I was with my boyfriend for 2 wonderful, happy years. We never lived together. He has 2 children 14 and 16 and I have a son 16. He had been in a couple of very bad relationships and he had a lot of commitment type problems. He always said he wanted to take things slow. I was always fine with that. We never got into the having the kids all meet each other and such. His last relationship which was a marriage that only lasted 6 months and whatever happened between them was disastrous with his kids (whom he gets 2 days a week) and he made a promise to the kids he would never bring another woman into the picture. However, I did finally meet his daughter (the 14 yr. old) I spoke to the kids on the phone and we left each other notes on the fridge. I only got to spend a little time with my bf because he works midnights. Between his kids and his work it didn't leave too much time for me, but he called me every morning before he went to bed when he got home from work and every evening before going in or when he woke up from sleeping. We never had ONE fight, we had a loving, caring, relationship. I didn't make any demands on him to push the relationship further and until about a month ago he finally was able to tell me he loved me. I let it slip one night when we were together, he didn't say anything at the time but when we were talking online later that night he said he was just surprised but that he loved me too. Even still I waited until he was the first to say the "L" word in person. After that it came easy for the both of us. Even so much as a month ago, he knew I was disappointed because I didn't get a job I had hoped for and he surprised me with a dozen roses. Yet, a week ago, I get an EMAIL, yes, an EMAIL from him saying we had a good two years but that for him it was time to "move on". Of course I have been devastated ever since. I got another email from him today in response to one I had written advising him how heartbroken I was and that he was the only one for me. The email today talked about how he never meant to hurt me, he had nothing but good memories of our relationship, and that he still cared for me but he felt he needed to move forward. But that I was a wonderful woman.

What am I supposed to make of all this??? His sister is even bewildered. He was married out of high school when he had his kids, could it be he feels he is missing something, or what??? I just don't know. Our sex life was wonderful, we never ever had any problems there. I just don't know...any ideas on what could have happened??? I know he would of never cheated on me..but could it be moving forward means he met someone else?? Why if he felt I was a wonderful woman????
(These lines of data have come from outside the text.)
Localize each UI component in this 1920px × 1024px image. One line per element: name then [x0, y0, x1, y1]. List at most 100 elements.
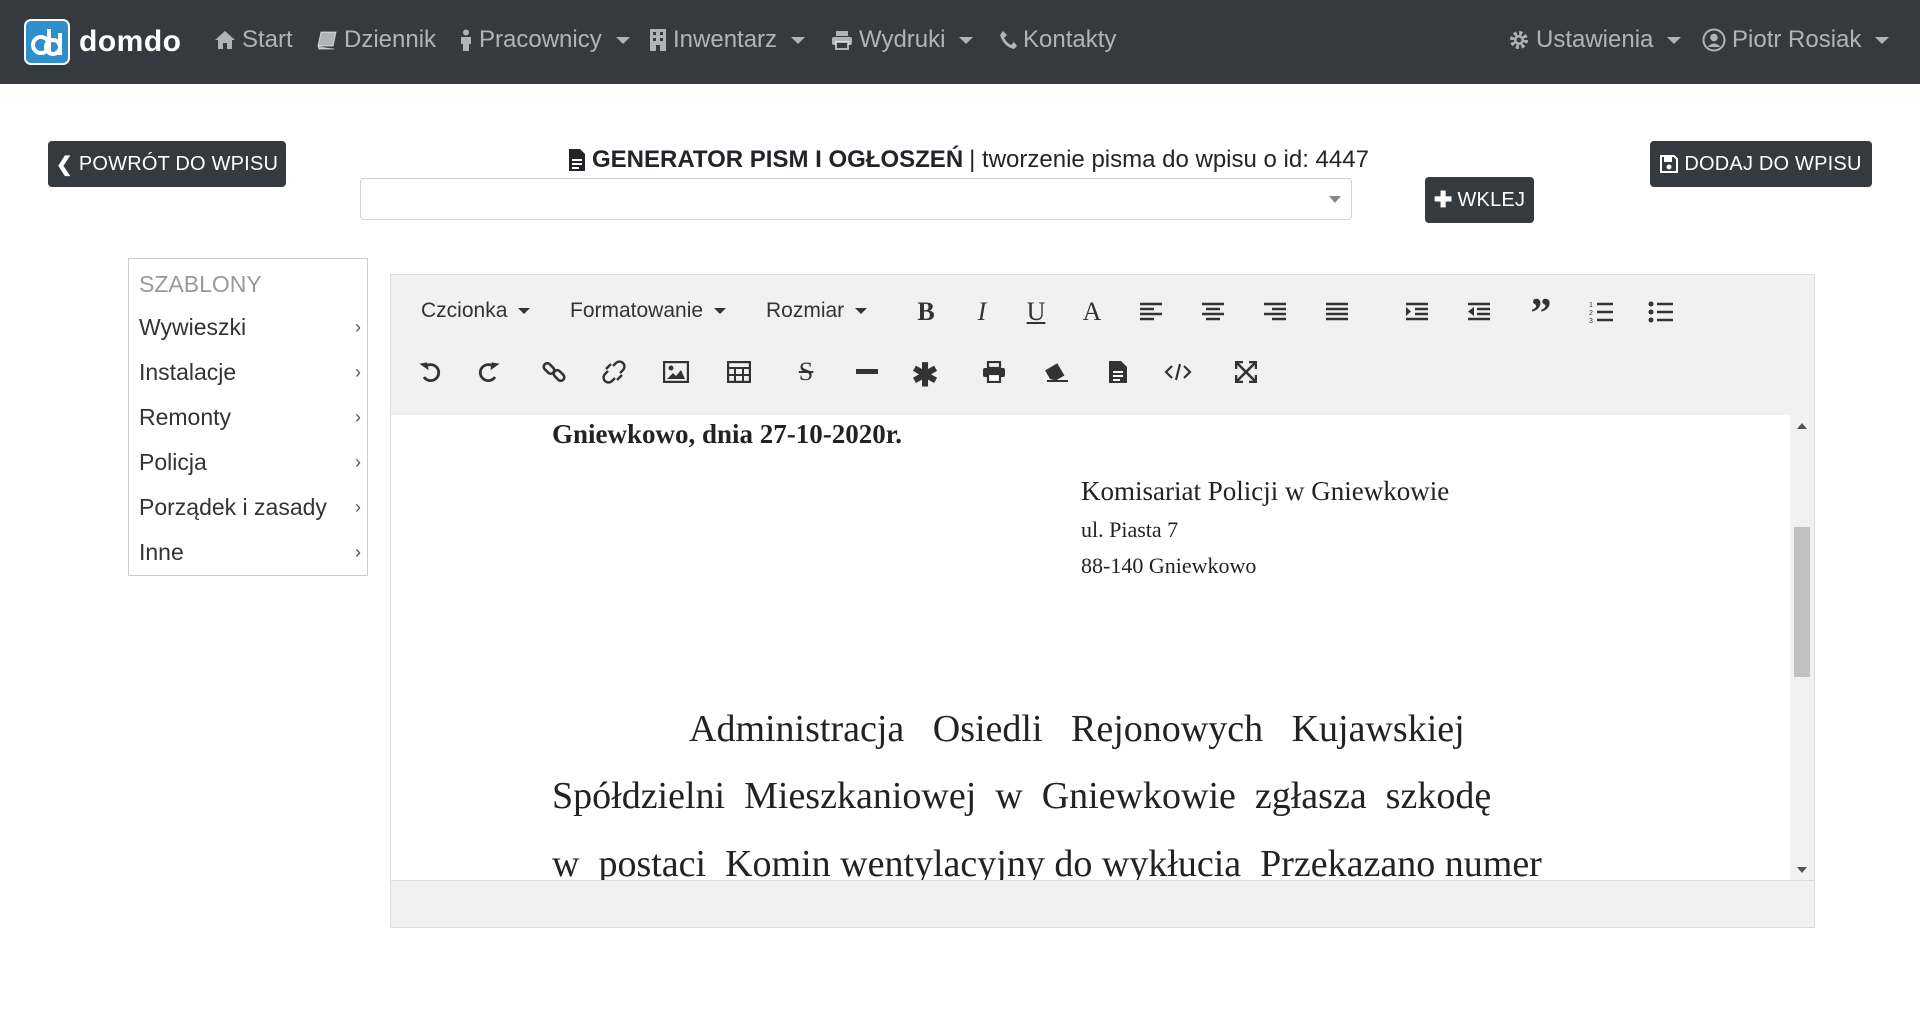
back-to-entry-button[interactable]: ❮ POWRÓT DO WPISU: [48, 141, 286, 187]
nav-dziennik[interactable]: Dziennik: [316, 26, 436, 54]
italic-button[interactable]: I: [965, 295, 999, 329]
svg-text:3: 3: [1589, 318, 1593, 323]
nav-start-label: Start: [242, 26, 293, 53]
editor-toolbar: Czcionka Formatowanie Rozmiar B I U A ” …: [391, 275, 1814, 416]
nav-dziennik-label: Dziennik: [344, 26, 437, 53]
nav-start[interactable]: Start: [214, 26, 293, 54]
nav-user-menu[interactable]: Piotr Rosiak: [1702, 26, 1890, 54]
chevron-right-icon: ›: [355, 497, 361, 517]
chevron-down-icon: [855, 308, 868, 314]
sidebar-item-instalacje[interactable]: Instalacje ›: [139, 359, 361, 386]
unlink-button[interactable]: [597, 355, 631, 389]
code-icon: [1164, 363, 1192, 381]
clear-format-button[interactable]: [1039, 355, 1073, 389]
outdent-button[interactable]: [1462, 295, 1496, 329]
align-center-icon: [1202, 302, 1224, 321]
align-right-button[interactable]: [1258, 295, 1292, 329]
sidebar-item-inne[interactable]: Inne ›: [139, 539, 361, 566]
align-justify-button[interactable]: [1320, 295, 1354, 329]
document-date-line: Gniewkowo, dnia 27-10-2020r.: [552, 419, 903, 449]
scroll-up-arrow-icon[interactable]: [1797, 423, 1807, 429]
sidebar-item-wywieszki[interactable]: Wywieszki ›: [139, 314, 361, 341]
format-dropdown[interactable]: Formatowanie: [570, 299, 727, 323]
link-icon: [542, 361, 566, 383]
chevron-down-icon: [959, 36, 974, 44]
nav-kontakty[interactable]: Kontakty: [999, 26, 1116, 54]
nav-wydruki[interactable]: Wydruki: [831, 26, 974, 54]
redo-button[interactable]: [471, 355, 505, 389]
image-icon: [663, 361, 689, 383]
align-justify-icon: [1326, 302, 1348, 321]
editor-statusbar: [391, 880, 1814, 927]
page-title-main: GENERATOR PISM I OGŁOSZEŃ: [592, 146, 964, 173]
unordered-list-button[interactable]: [1644, 295, 1678, 329]
eraser-icon: [1045, 363, 1068, 382]
nav-inwentarz[interactable]: Inwentarz: [649, 26, 806, 54]
print-button[interactable]: [977, 355, 1011, 389]
book-icon: [317, 31, 337, 50]
ordered-list-icon: 123: [1589, 302, 1613, 323]
rich-text-editor: Czcionka Formatowanie Rozmiar B I U A ” …: [390, 274, 1815, 928]
back-to-entry-label: POWRÓT DO WPISU: [78, 152, 279, 175]
align-center-button[interactable]: [1196, 295, 1230, 329]
strikethrough-button[interactable]: S: [789, 355, 823, 389]
document-body-line: Spółdzielni Mieszkaniowej w Gniewkowie z…: [552, 775, 1492, 817]
image-button[interactable]: [659, 355, 693, 389]
indent-button[interactable]: [1400, 295, 1434, 329]
unlink-icon: [602, 360, 626, 384]
svg-text:2: 2: [1589, 310, 1593, 317]
bold-icon: B: [917, 297, 935, 326]
top-navbar: domdo Start Dziennik Pracownicy Inwentar…: [0, 0, 1920, 84]
unordered-list-icon: [1648, 301, 1673, 323]
sidebar-item-label: Inne: [139, 539, 184, 565]
table-button[interactable]: [722, 355, 756, 389]
align-left-button[interactable]: [1134, 295, 1168, 329]
template-select[interactable]: [360, 178, 1352, 220]
horizontal-rule-button[interactable]: [850, 355, 884, 389]
size-dropdown[interactable]: Rozmiar: [766, 299, 868, 323]
templates-sidebar: SZABLONY Wywieszki › Instalacje › Remonty ›…: [128, 258, 368, 576]
printer-icon: [832, 31, 852, 50]
link-button[interactable]: [537, 355, 571, 389]
fullscreen-button[interactable]: [1229, 355, 1263, 389]
sidebar-item-porzadek[interactable]: Porządek i zasady ›: [139, 494, 361, 521]
paste-button[interactable]: ✚ WKLEJ: [1425, 177, 1534, 223]
sidebar-item-label: Wywieszki: [139, 314, 247, 340]
ordered-list-button[interactable]: 123: [1584, 295, 1618, 329]
add-to-entry-button[interactable]: DODAJ DO WPISU: [1650, 141, 1872, 187]
editor-content[interactable]: Gniewkowo, dnia 27-10-2020r. Komisariat …: [391, 415, 1791, 881]
file-icon: [569, 149, 585, 171]
save-icon: [1660, 155, 1679, 173]
nav-ustawienia[interactable]: Ustawienia: [1508, 26, 1682, 54]
strikethrough-icon: S: [798, 357, 814, 386]
document-street: ul. Piasta 7: [1081, 517, 1179, 542]
chevron-down-icon: [518, 308, 531, 314]
template-button[interactable]: [1101, 355, 1135, 389]
source-code-button[interactable]: [1161, 355, 1195, 389]
sidebar-item-policja[interactable]: Policja ›: [139, 449, 361, 476]
font-dropdown[interactable]: Czcionka: [421, 299, 531, 323]
table-icon: [727, 361, 751, 383]
sidebar-item-label: Porządek i zasady: [139, 494, 327, 520]
chevron-down-icon: [615, 36, 630, 44]
outdent-icon: [1468, 302, 1490, 321]
nav-inwentarz-label: Inwentarz: [673, 26, 778, 53]
printer-icon: [983, 361, 1005, 383]
scroll-down-arrow-icon[interactable]: [1797, 867, 1807, 873]
sidebar-item-remonty[interactable]: Remonty ›: [139, 404, 361, 431]
bold-button[interactable]: B: [909, 295, 943, 329]
brand[interactable]: domdo: [24, 19, 181, 65]
quote-icon: ”: [1530, 291, 1552, 337]
horizontal-rule-icon: [856, 369, 878, 374]
special-char-button[interactable]: ✱: [908, 355, 942, 391]
blockquote-button[interactable]: ”: [1524, 291, 1558, 337]
home-icon: [215, 31, 235, 49]
underline-button[interactable]: U: [1019, 295, 1053, 329]
editor-scrollbar[interactable]: [1790, 415, 1814, 881]
nav-pracownicy[interactable]: Pracownicy: [459, 26, 630, 54]
chevron-right-icon: ›: [355, 452, 361, 472]
undo-button[interactable]: [414, 355, 448, 389]
size-dropdown-label: Rozmiar: [766, 299, 845, 322]
font-color-button[interactable]: A: [1075, 295, 1109, 329]
scrollbar-thumb[interactable]: [1794, 527, 1810, 677]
Avatar for northwestwanderer
iVillage Member
Registered: 03-26-2003
Sun, 05-28-2006 - 12:22am

Oh, my gosh, I'm so sorry that he broke up with you by *email* after 2 years!!! That's just not right...you should at least get a chance to say goodbye in person and I think you should ask for that (although you may not get it).

But regardless of his terrible choice of method, trying to figure out the *why* of it is just going to drive you crazy. For whatever reason, he's decided that the two of you aren't right for each other and that's what you need to focus on.